The RTL solution consists as follows:
- Buy/Sell commands are issued to the match engine where they are placed in their respective tables. The entries of each table are ordered such that the maximum bid is at the head of the bid table, and the smallest ask is at the head of the ask table. A trade occurs when the current highest bidding order is equal to or greater than the smallest asking order.
- A key aspect of the design is in the implementation of the tables and, more specifically, the means by which entries can be added or removed from the table while maintaining a sorted order. A naive solution may be to insert/remove an entry from the table and then perform a sort operation using a traditional sort-network. This is sub-optimal. One must consider the time taken to perform a sort over some number of entries, which necessarily takes multiple cycles to be carried out. In addition, the complexity of the sorting network is proportional to the overall table depth, which could result in a frequency and logic overhead which could become a limiting factor in such a design.
- A key observation in the implementation of the proposed design is that only upto one entry may be added to or removed from a table at a particular time. As the table is sorted at the start of such operation, the re-sort operation can be carried out, essentially, in constant time by simply inserting a new element at the correct location, or removing an element and shifting the table. This can be carried out using a associatively addressed shift-register-like structure. The advantage of this approach is that sorting can be carried out in constant time, and the overall latency of the operation is unrelated to the table depth. The overall limiting factor in the design is that of the priority network used to select an appropriate location from the table, which is sub-linear on the table depth.
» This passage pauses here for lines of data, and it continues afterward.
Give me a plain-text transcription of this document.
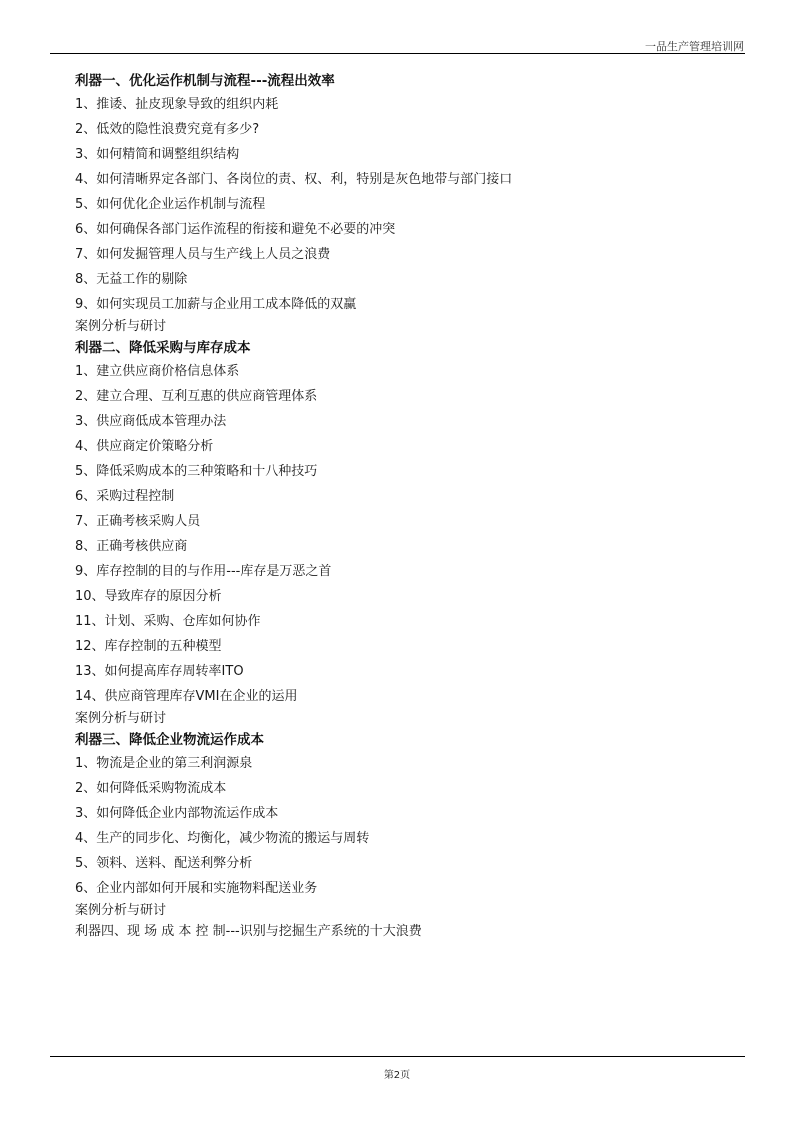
一品生产管理培训网
利器一、优化运作机制与流程---流程出效率
1、推诿、扯皮现象导致的组织内耗
2、低效的隐性浪费究竟有多少?
3、如何精简和调整组织结构
4、如何清晰界定各部门、各岗位的责、权、利，特别是灰色地带与部门接口
5、如何优化企业运作机制与流程
6、如何确保各部门运作流程的衔接和避免不必要的冲突
7、如何发掘管理人员与生产线上人员之浪费
8、无益工作的剔除
9、如何实现员工加薪与企业用工成本降低的双赢
案例分析与研讨
利器二、降低采购与库存成本
1、建立供应商价格信息体系
2、建立合理、互利互惠的供应商管理体系
3、供应商低成本管理办法
4、供应商定价策略分析
5、降低采购成本的三种策略和十八种技巧
6、采购过程控制
7、正确考核采购人员
8、正确考核供应商
9、库存控制的目的与作用---库存是万恶之首
10、导致库存的原因分析
11、计划、采购、仓库如何协作
12、库存控制的五种模型
13、如何提高库存周转率ITO
14、供应商管理库存VMI在企业的运用
案例分析与研讨
利器三、降低企业物流运作成本
1、物流是企业的第三利润源泉
2、如何降低采购物流成本
3、如何降低企业内部物流运作成本
4、生产的同步化、均衡化，减少物流的搬运与周转
5、领料、送料、配送利弊分析
6、企业内部如何开展和实施物料配送业务
案例分析与研讨
利器四、现 场 成 本 控 制---识别与挖掘生产系统的十大浪费
第2页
- A second observation is in the representation of the price state. Prices cannot be represented precisely using floating-point arithmetic. Floating point arithmetic also brings with it other complications such as logical complexity and timing-concerns. Instead, prices are represented using a 20b BCD format that can be trivially converted from ASCII. One need not perform BCD arithmetic when performing the table sort operation, as the BCD can be compared using standard twos-complement representation (conversion is unnecessary when simply comparing magnitudes).
- The major limiting aspect of the design is in the queue depth. Even using a relatively unoptimized flow, it is possible to achieve upto 40M trades per second on a modest FPGA with 32 Bid/32 Ask table entries. This can be optimized further with some additional pipelining around the match logic, must this has not yet been implemented.